Who knew when I saw Potok’s “The Chosen” on a friend’s coffee table I would end up reading nearly all of his books again.  (I read most of his books 10 or more years ago!)  He is an engaging story teller, and the Orthodox Jewish culture he immerses his readers in I find completelyfascinating.  “My Name is Asher Lev” is definitely one of my favorites, as it also immerses you in the world of art, which while I have always found fascinating I know very little about.

In the story Lev ends up painting a couple paintings that are devastating to his community and family (I don’t want to say any thing more as I hate spoilers!).  I found the following image that is supposed to be like one he painted, though I don’t know for sure where it came from.

Picasso’s Guernica comes up a few times as well, with the quote “You will take a journey to the Museum of Modern Art, you will go up to the second floor, and you will look at a painting called Guernica, by Picasso. You will study this painting. You will memorize this painting. You will do whatever you feel you have to do in order to master this painting.”
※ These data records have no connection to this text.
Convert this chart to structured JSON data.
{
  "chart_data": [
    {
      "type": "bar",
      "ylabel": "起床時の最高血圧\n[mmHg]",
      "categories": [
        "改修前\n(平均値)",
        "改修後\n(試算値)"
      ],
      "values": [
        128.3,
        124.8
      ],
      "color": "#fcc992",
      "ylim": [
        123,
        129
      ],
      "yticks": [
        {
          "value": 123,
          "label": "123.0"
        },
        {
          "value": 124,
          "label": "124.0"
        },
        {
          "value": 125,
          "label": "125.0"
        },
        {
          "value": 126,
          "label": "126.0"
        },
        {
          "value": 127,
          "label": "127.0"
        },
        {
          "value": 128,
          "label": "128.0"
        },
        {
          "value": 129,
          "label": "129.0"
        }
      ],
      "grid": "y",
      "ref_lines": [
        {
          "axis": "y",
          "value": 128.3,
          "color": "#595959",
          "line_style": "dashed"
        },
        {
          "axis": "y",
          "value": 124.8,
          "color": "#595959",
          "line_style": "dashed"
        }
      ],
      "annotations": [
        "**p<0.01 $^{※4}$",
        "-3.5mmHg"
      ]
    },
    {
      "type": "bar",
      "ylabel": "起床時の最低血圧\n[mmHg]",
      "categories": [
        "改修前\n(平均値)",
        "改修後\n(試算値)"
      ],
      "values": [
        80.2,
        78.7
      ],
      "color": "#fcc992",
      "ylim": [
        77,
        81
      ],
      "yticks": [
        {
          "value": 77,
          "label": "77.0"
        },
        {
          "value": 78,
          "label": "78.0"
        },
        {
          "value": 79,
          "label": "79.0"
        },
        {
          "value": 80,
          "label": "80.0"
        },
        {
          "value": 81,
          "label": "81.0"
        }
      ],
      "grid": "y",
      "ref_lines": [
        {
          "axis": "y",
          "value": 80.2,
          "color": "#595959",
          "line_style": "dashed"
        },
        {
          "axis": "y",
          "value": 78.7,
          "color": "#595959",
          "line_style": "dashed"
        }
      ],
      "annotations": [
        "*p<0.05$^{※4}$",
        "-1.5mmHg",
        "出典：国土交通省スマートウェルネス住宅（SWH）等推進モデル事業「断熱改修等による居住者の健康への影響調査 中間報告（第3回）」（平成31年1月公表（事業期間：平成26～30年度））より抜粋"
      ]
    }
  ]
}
And finally my normal list quotes:

  • Every man is responsible for what he does, because he has a will and by that will he directs his life.
  • The candle of God is the soul of man.
  • A life should be lived for the sake of heaven. One man is not better than another because he is a doctor while the other is a shoemaker. One man is not better than another because he is a lawyer while the other is a painter. A life is measured by how it is lived for the sake of heaven. Do you understand me, Asher Lev?
  • If you want to know how to do a thing you must first have a complete desire to do that thing. Then go to kindred spirits—others who have wanted to do that thing—and study their ways and means, learn from their successes and failures and add your quota. Thus you may acquire from the experience of the race. And with this technical knowledge you may go forward, expressing through the play of forms the music that is in you and which is very personal to you.
  • No one will listen to what you have to say unless they are convinced you have mastered it. Only one who has mastered a tradition has a right to attempt to add to it or to rebel against it.
  • My father used to fast. I could never understand the point to it. I fasted a few times when I was young. But when I came to Paris I stopped because it meant nothing to me. It meant nothing to me when I lived in Berlin in the twenties and again in Paris in the thirties. I have had long discussions with the Rebbe about fasting. I have lost the faculty of appreciating such an act of faith.
  • It is both a weakness and a strength to be so stubborn.